Answer
The documentary hypothesis is essentially an attempt to take the supernatural out of the Pentateuch and to deny its Mosaic authorship. The accounts of the Red Sea crossing, the manna in the wilderness, the provision of water from a solid rock, etc., are considered stories from oral tradition, thus making the miraculous happenings mere products of imaginative storytellers and not events that actually happened and were recorded by eyewitnesses. The documentary hypothesis, along with the JEDP theory, denies that Moses wrote the Pentateuch and instead ascribes its authorship to four (or more) different authors/redactors spread out over several hundreds of years. The documentary hypothesis is liberal theology’s attempt to call the veracity of the Pentateuch into question.

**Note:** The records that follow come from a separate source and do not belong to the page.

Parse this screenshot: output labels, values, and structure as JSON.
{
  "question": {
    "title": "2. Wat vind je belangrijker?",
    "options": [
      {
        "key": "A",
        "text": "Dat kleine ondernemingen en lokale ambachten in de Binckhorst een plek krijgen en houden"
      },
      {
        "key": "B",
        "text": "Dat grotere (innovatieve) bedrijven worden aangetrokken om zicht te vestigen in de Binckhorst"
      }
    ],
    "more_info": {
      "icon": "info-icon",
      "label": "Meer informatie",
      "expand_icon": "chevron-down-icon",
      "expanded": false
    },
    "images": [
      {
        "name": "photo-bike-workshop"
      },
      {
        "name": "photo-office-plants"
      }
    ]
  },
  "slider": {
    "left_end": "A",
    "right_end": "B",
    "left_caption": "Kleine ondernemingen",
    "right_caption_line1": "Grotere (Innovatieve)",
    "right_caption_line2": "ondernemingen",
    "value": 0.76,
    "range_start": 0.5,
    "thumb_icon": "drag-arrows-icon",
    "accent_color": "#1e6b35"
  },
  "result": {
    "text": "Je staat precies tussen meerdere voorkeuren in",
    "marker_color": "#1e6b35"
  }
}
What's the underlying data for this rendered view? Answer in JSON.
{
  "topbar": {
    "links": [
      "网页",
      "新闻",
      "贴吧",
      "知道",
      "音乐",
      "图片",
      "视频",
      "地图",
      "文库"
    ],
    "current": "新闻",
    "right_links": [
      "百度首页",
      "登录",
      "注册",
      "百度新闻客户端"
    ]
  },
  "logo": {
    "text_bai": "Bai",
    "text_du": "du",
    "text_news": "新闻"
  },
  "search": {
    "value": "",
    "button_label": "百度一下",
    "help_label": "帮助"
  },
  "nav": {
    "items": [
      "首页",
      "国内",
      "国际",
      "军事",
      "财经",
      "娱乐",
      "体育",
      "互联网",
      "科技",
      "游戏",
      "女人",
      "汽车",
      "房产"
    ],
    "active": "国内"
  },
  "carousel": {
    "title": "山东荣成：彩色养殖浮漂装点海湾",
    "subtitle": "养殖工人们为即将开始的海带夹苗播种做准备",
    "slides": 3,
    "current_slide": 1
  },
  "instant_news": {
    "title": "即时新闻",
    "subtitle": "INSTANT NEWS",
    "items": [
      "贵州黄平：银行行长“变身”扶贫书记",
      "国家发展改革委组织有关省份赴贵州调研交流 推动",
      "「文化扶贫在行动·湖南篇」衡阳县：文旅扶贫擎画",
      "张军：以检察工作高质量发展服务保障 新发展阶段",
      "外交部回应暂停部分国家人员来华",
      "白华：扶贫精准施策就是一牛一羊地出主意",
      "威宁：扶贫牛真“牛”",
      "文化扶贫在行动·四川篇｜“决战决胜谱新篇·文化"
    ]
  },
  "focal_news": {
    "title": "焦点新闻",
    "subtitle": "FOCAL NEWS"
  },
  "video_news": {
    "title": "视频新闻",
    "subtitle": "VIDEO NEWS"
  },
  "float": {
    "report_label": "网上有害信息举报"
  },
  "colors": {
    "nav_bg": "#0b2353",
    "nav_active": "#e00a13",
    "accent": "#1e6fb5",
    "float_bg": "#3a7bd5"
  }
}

Proponents of the documentary hypothesis believe as follows: instead of placing the writing of the Pentateuch around 1400 BC (when Moses died), the timeframe has shifted 1,000 years to around 400 BC. A 1,000-year-old memory, even when passed down as faithfully as possible, will change the story of the original events. Remember, the Pentateuch was still being written during the time when the Israelites wandered in the wilderness as a result of their rebellion against God. To finally record this journey some 1,000 years after it happened is to invite speculation on the genuineness of the original journey. Liberal theologians have, through the years, tried to weaken the Word of God, and one way they do that is by casting doubt on the historicity and authorship of the Pentateuch.

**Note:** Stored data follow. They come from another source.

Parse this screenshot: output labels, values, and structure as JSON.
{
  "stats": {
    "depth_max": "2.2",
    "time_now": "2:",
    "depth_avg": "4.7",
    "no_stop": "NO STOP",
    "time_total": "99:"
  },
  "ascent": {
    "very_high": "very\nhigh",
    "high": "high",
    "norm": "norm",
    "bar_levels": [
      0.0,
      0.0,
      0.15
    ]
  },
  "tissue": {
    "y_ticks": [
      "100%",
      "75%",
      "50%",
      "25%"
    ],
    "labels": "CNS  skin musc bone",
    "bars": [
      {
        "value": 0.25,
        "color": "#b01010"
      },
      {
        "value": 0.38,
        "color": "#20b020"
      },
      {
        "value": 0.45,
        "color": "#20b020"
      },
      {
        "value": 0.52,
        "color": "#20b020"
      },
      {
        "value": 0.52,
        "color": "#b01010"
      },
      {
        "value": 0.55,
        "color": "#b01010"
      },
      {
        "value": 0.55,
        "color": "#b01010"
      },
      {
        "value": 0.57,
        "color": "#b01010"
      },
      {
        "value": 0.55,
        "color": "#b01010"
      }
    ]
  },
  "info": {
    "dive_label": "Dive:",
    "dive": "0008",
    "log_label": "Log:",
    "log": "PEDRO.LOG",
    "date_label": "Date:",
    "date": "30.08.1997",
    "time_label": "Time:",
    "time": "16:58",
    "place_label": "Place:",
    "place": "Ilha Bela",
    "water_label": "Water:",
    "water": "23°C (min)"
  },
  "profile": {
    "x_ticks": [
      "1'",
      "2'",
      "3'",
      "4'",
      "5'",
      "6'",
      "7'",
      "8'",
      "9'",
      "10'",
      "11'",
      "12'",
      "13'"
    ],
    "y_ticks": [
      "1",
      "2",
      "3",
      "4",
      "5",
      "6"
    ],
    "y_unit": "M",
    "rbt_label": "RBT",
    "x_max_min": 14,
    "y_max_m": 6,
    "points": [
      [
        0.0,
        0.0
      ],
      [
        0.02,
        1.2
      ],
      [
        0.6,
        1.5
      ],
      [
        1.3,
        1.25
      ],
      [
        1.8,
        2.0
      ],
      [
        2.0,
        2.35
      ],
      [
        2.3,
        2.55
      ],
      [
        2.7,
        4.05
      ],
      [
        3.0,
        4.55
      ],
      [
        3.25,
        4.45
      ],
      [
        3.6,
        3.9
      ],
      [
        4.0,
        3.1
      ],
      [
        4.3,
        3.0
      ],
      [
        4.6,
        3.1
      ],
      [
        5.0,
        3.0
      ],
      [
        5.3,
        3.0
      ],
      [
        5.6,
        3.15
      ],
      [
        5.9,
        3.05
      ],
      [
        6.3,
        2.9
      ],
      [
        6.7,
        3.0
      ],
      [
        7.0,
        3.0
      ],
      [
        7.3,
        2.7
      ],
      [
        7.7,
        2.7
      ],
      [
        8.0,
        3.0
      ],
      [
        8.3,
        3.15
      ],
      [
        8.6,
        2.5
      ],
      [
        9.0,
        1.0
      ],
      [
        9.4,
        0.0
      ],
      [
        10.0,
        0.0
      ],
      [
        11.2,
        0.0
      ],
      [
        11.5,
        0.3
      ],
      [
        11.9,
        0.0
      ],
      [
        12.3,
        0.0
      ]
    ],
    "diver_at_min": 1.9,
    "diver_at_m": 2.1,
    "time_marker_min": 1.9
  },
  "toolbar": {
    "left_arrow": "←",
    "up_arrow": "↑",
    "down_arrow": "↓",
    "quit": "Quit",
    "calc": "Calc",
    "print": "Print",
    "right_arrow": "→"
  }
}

The question is whether this liberal theological view has any basis in reality. The date for the writing of the Pentateuch is a case in point. Liberal theology dates the writing of the Pentateuch from 400 BC, which is after the Babylonian Captivity. This means that Moses could not possibly have written the Pentateuch, for he died about 1,000 years before that. However, Jesus said in Mark 12:26, “Have you not read in the book of Moses, in the account of the bush, how God said to him, ‘I am the God of Abraham, the God of Isaac, and the God of Jacob’?” Jesus states plainly that Moses wrote the account of the burning bush in Exodus 3. To date the Pentateuch some 1,000 years after the death of Moses is to deny Jesus’ words, for He specifies that Exodus is part of “the book of Moses.”
There is strong evidence that Moses also wrote the other books of the Pentateuch, disproving the whole documentary hypothesis. Peter, in Acts 3:22, comments on Deuteronomy 18:15 and credits Moses as being the author of that passage. Paul, in Romans 10:5, says, “Moses writes this,” and then proceeds to quote Leviticus 18:5.

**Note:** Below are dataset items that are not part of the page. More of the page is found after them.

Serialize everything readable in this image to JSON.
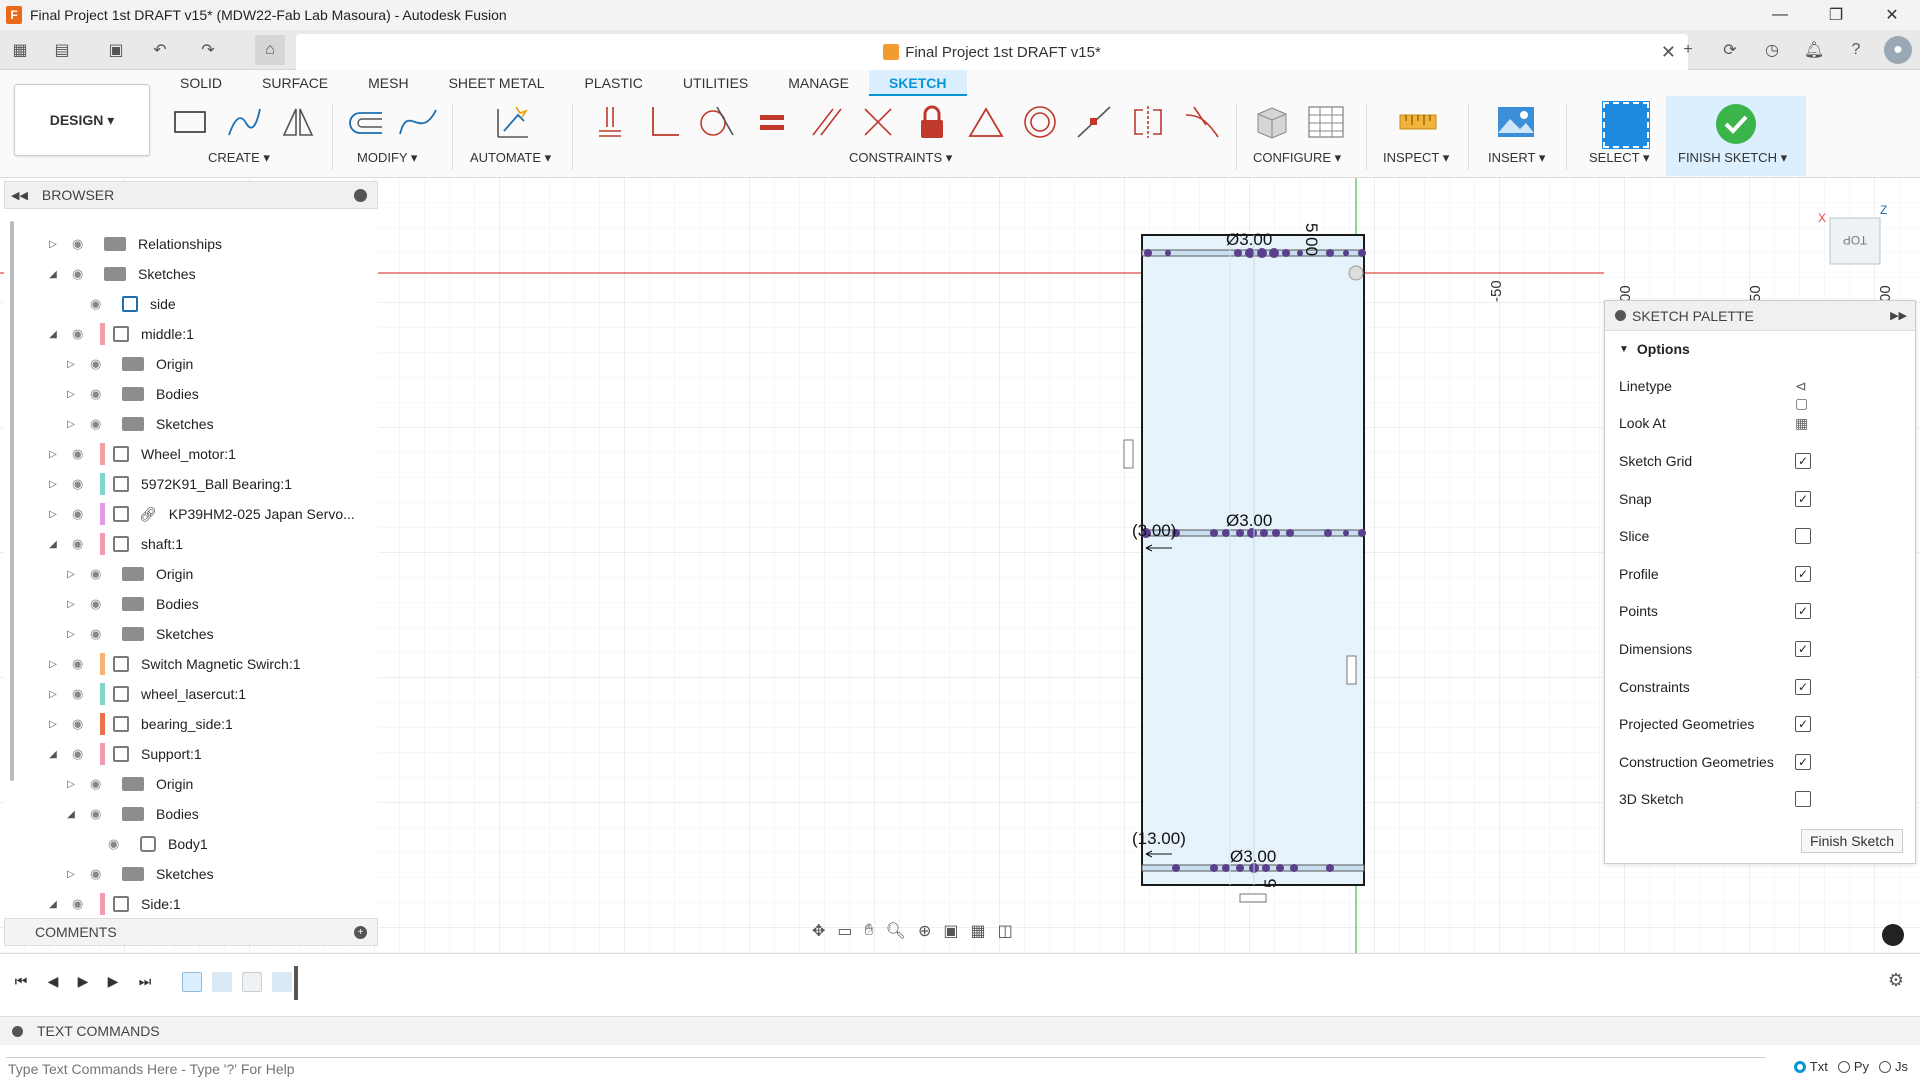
{
  "window": {
    "title": "Final Project 1st DRAFT v15* (MDW22-Fab Lab Masoura) - Autodesk Fusion",
    "minimize": "—",
    "restore": "❐",
    "close": "✕"
  },
  "document_tab": {
    "title": "Final Project 1st DRAFT v15*",
    "close": "✕"
  },
  "ribbon": {
    "workspace": "DESIGN ▾",
    "tabs": [
      "SOLID",
      "SURFACE",
      "MESH",
      "SHEET METAL",
      "PLASTIC",
      "UTILITIES",
      "MANAGE",
      "SKETCH"
    ],
    "active_tab": "SKETCH",
    "groups": {
      "create": "CREATE ▾",
      "modify": "MODIFY ▾",
      "automate": "AUTOMATE ▾",
      "constraints": "CONSTRAINTS ▾",
      "configure": "CONFIGURE ▾",
      "inspect": "INSPECT ▾",
      "insert": "INSERT ▾",
      "select": "SELECT ▾",
      "finish_sketch": "FINISH SKETCH ▾"
    }
  },
  "browser": {
    "title": "BROWSER",
    "items": [
      {
        "label": "Relationships",
        "arrow": "▷"
      },
      {
        "label": "Sketches",
        "arrow": "◢"
      },
      {
        "label": "side",
        "arrow": ""
      },
      {
        "label": "middle:1",
        "arrow": "◢"
      },
      {
        "label": "Origin",
        "arrow": "▷"
      },
      {
        "label": "Bodies",
        "arrow": "▷"
      },
      {
        "label": "Sketches",
        "arrow": "▷"
      },
      {
        "label": "Wheel_motor:1",
        "arrow": "▷"
      },
      {
        "label": "5972K91_Ball Bearing:1",
        "arrow": "▷"
      },
      {
        "label": "KP39HM2-025 Japan Servo...",
        "arrow": "▷"
      },
      {
        "label": "shaft:1",
        "arrow": "◢"
      },
      {
        "label": "Origin",
        "arrow": "▷"
      },
      {
        "label": "Bodies",
        "arrow": "▷"
      },
      {
        "label": "Sketches",
        "arrow": "▷"
      },
      {
        "label": "Switch Magnetic Swirch:1",
        "arrow": "▷"
      },
      {
        "label": "wheel_lasercut:1",
        "arrow": "▷"
      },
      {
        "label": "bearing_side:1",
        "arrow": "▷"
      },
      {
        "label": "Support:1",
        "arrow": "◢"
      },
      {
        "label": "Origin",
        "arrow": "▷"
      },
      {
        "label": "Bodies",
        "arrow": "◢"
      },
      {
        "label": "Body1",
        "arrow": ""
      },
      {
        "label": "Sketches",
        "arrow": "▷"
      },
      {
        "label": "Side:1",
        "arrow": "◢"
      }
    ],
    "swatch_colors": [
      "",
      "",
      "",
      "#f2a0a8",
      "",
      "",
      "",
      "#f5a0a0",
      "#7fd8d0",
      "#e39be8",
      "#f29bb0",
      "",
      "",
      "",
      "#f5b37a",
      "#7fd8c8",
      "#e8704a",
      "#f29bb0",
      "",
      "",
      "",
      "",
      "#f29bb0"
    ]
  },
  "comments": {
    "title": "COMMENTS"
  },
  "canvas": {
    "dimensions": {
      "dia_top": "Ø3.00",
      "dia_mid": "Ø3.00",
      "dia_bot": "Ø3.00",
      "left_mid": "(3.00)",
      "left_bot": "(13.00)",
      "top_vertical": "5.00",
      "bot_vertical": "5"
    },
    "ruler_labels": [
      "-50",
      "00",
      "50",
      "00"
    ],
    "viewcube": "TOP",
    "axis_x": "X",
    "axis_z": "Z"
  },
  "sketch_palette": {
    "title": "SKETCH PALETTE",
    "options_label": "Options",
    "options": [
      {
        "label": "Linetype",
        "kind": "icon"
      },
      {
        "label": "Look At",
        "kind": "icon"
      },
      {
        "label": "Sketch Grid",
        "kind": "check",
        "checked": true
      },
      {
        "label": "Snap",
        "kind": "check",
        "checked": true
      },
      {
        "label": "Slice",
        "kind": "check",
        "checked": false
      },
      {
        "label": "Profile",
        "kind": "check",
        "checked": true
      },
      {
        "label": "Points",
        "kind": "check",
        "checked": true
      },
      {
        "label": "Dimensions",
        "kind": "check",
        "checked": true
      },
      {
        "label": "Constraints",
        "kind": "check",
        "checked": true
      },
      {
        "label": "Projected Geometries",
        "kind": "check",
        "checked": true
      },
      {
        "label": "Construction Geometries",
        "kind": "check",
        "checked": true
      },
      {
        "label": "3D Sketch",
        "kind": "check",
        "checked": false
      }
    ],
    "finish_button": "Finish Sketch"
  },
  "text_commands": {
    "title": "TEXT COMMANDS",
    "placeholder": "Type Text Commands Here - Type '?' For Help",
    "modes": [
      "Txt",
      "Py",
      "Js"
    ],
    "selected_mode": "Txt"
  },
  "colors": {
    "accent": "#0696d7",
    "sketch_fill": "#e6f3fa",
    "sketch_line": "#1a1a1a",
    "red_axis": "#e04848",
    "green_axis": "#3fbf3f",
    "constraint_purple": "#8a4fd6"
  }
}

The documentary hypothesis calls into question the testimonies of Jesus, Peter, and Paul, for all of them testified that Moses wrote at least three of the books of the Pentateuch. Jewish history and tradition also credit Moses as the author of the Pentateuch, giving no support whatsoever to the documentary hypothesis. The documentary hypothesis is only a hypothesis; it has never been proved, no matter how many liberal theologians claim that it has been.